Finding Patterns & Matching Substrings using Regular Expressions

Although there are multiple ways to do pattern matching in SQL, we will look at the most powerful and flexible of them all – regular expressions.

Fortunately, PostgreSQL and Redshift support POSIX regular expressions out of the box. We'll consider two examples that use regular expressions to pattern match.


1. Pattern Matching Business and Consumer Email Addresses

A common analysis task is to count the number of emails in your database that are of commercial value, i.e., not using disposable email addresses or free providers like gmail or hotmail.

We'll make an assumption that the @ character splits the email address to a name and domain name. If your database table named "emails" contains email addresses like these:

email
first@gmail.com
second@gmail.com
third@business.com
fourth@provider.com

Then the split_part function will split the email address to its respective parts:

SELECT email, 
       split_part(email, '@', 1) as name,
       split_part(email, '@', 2) as domain
FROM email;

which gives us:

email name domain
first@gmail.com first gmail.com
second@gmail.com second gmail.com
third@business.com third business.com
fourth@provider.com fourth provider.com

We'll next need a database of services that hand out free and disposable email addresses. We found a github project that has an actively maintained list of such services. If the data for these services is in a table named "free_email_domains", a simple join with this table will classify an email as a business user or a consumer.

SELECT emails.email as email, 
       CASE WHEN 
            free_email_domains.domain IS NOT NULL 
            THEN 'free'
            ELSE 'business'
        END as email_type
FROM emails
JOIN free_email_domains
ON free_email_domains.domain = split_part(emails.email, '@', 2);
email email_type
first@gmail.com free
second@gmail.com free
third@business.com business
fourth@provider.com business

2. Pattern Matching Google Analytics UTM parameters

If you've ever worked with marketers, you would have come across UTM parameters. These are small bits of information attached to every URL to track campaign and channel effectiveness amongst others.
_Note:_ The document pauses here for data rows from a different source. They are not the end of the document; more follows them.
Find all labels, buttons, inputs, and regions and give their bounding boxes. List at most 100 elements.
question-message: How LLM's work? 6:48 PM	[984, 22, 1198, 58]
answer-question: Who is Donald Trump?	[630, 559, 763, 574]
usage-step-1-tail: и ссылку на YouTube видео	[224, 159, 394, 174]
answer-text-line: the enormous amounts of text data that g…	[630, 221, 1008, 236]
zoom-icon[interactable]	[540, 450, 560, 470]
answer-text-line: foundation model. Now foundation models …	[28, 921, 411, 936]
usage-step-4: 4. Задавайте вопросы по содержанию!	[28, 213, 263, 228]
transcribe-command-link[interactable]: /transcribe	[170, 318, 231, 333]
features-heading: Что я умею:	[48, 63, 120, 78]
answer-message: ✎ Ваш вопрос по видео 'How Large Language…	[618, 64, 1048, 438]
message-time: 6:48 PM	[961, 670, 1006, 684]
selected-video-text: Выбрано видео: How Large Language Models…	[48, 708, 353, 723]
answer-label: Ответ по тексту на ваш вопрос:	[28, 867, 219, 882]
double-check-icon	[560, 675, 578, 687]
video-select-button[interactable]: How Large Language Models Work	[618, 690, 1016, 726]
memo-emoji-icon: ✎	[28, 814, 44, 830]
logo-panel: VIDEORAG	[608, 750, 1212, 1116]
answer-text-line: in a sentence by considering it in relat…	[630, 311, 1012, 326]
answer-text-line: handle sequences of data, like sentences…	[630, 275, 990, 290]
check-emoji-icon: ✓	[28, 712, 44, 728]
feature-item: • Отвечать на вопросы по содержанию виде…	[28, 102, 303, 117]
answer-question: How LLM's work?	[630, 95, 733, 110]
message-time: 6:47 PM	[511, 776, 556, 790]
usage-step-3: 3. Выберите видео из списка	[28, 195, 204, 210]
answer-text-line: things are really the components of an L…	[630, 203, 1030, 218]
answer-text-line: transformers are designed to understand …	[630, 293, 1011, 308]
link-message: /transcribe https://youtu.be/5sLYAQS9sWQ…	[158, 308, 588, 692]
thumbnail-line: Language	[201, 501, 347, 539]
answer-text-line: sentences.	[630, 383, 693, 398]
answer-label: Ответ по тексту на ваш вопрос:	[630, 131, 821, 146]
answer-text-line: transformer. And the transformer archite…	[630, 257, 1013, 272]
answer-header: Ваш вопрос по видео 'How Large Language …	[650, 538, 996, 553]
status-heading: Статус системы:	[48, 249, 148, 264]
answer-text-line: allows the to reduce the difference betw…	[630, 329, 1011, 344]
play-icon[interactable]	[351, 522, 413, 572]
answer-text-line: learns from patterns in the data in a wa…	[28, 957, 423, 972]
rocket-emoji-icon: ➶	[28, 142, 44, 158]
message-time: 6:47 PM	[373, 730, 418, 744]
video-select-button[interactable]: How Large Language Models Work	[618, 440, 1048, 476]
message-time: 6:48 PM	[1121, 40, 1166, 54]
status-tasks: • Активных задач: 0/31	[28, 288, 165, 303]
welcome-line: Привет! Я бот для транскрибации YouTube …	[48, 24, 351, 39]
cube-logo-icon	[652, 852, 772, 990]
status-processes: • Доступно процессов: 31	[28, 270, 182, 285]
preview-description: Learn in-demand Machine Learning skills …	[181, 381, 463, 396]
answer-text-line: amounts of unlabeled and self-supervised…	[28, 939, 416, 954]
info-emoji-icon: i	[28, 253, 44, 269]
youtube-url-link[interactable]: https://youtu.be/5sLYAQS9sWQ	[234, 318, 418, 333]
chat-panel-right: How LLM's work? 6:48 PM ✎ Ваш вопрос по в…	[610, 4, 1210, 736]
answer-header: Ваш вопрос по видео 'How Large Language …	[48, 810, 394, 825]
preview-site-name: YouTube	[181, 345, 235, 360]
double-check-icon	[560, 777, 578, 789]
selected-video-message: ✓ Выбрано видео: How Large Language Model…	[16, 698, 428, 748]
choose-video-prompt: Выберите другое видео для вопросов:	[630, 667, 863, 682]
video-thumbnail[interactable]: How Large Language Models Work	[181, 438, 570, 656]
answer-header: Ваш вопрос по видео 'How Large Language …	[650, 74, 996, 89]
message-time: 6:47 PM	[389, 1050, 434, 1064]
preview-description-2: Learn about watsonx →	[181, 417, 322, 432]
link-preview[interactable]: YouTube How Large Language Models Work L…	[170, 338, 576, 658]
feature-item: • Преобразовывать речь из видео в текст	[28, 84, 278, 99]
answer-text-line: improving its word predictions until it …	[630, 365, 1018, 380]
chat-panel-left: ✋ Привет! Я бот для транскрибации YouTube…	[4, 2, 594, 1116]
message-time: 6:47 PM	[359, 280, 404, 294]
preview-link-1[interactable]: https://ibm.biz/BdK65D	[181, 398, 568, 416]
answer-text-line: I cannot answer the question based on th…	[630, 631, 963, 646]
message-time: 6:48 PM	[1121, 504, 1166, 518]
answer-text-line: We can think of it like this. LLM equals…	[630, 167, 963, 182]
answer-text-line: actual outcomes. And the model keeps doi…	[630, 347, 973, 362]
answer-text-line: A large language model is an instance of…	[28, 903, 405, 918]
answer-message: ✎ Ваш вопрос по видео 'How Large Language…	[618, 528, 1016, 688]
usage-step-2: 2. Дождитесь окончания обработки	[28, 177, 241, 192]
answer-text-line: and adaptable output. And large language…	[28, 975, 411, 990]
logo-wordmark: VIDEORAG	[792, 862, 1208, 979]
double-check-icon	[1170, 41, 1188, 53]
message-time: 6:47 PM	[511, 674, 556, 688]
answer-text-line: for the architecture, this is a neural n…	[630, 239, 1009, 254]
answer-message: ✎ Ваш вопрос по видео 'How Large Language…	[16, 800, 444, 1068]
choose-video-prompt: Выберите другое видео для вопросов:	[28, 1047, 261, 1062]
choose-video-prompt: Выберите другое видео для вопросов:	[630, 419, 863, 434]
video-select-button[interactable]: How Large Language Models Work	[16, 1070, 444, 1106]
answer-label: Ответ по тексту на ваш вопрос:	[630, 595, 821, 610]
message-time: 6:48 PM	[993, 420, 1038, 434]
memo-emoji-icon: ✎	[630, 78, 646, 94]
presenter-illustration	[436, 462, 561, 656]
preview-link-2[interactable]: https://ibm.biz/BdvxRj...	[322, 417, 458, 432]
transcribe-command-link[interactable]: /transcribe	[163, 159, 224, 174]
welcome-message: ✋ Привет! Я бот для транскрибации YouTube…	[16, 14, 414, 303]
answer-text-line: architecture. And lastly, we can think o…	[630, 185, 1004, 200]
A tracked URL will look like something like this:

http://www.example.com/?utm_source=facebook&utm_medium=social&utm_campaign=black-friday

The parameters are attached as query parameters after the "?" and have standard definitions like source, medium, campaign, etc. You can use a handy tool like the Google Campaign URL Builder to build URLs like these.

Suppose we have a table named pageviews with the following schema:

dt url
2016-01-01 http://www.example.com/?utm_source=facebook&utm_medium=social&utm_campaign=black-friday
2016-01-02 http://www.example.com/?utm_source=google&utm_medium=cpc&utm_campaign=black-friday

and we want a result set that looks like this:

dt source medium campaign
2016-01-01 facebook social black-friday
2016-01-02 google cpc black-friday

We are going to make use the substring and regexp_replace functions to first extract a substring that matches the regular expression for campaign, source and medium and then replace the matched text to get what we want. We can do this in one step, but for illustration purposes, we'll do it in two steps. Our regular expression is going to take the form:

(?!&)utm_campaign=[^&]*(?=&) 

To first extract utm_campaign, we use the query:

SELECT dt, substring(url from '(?!&)utm_campaign=[^&]*(?=&)')
FROM pageviews;

which gives us:

dt substring
2016-01-01 utm_campaign=facebook
2016-01-02 utm_campaign=google

then we replace the utm_campaign= string with an empty string for the final result:

SELECT dt, regexp_replace(substring(url from '(?!&)utm_campaign=[^&]*(?=&)'), 
                          'utm_[^=]*=', '') as utm_campaign
FROM pageviews;

which gives us:

dt utm_campaign
2016-01-01 facebook
2016-01-02 google

We can now repeat this pattern for utm_medium and utm_source to get the final result.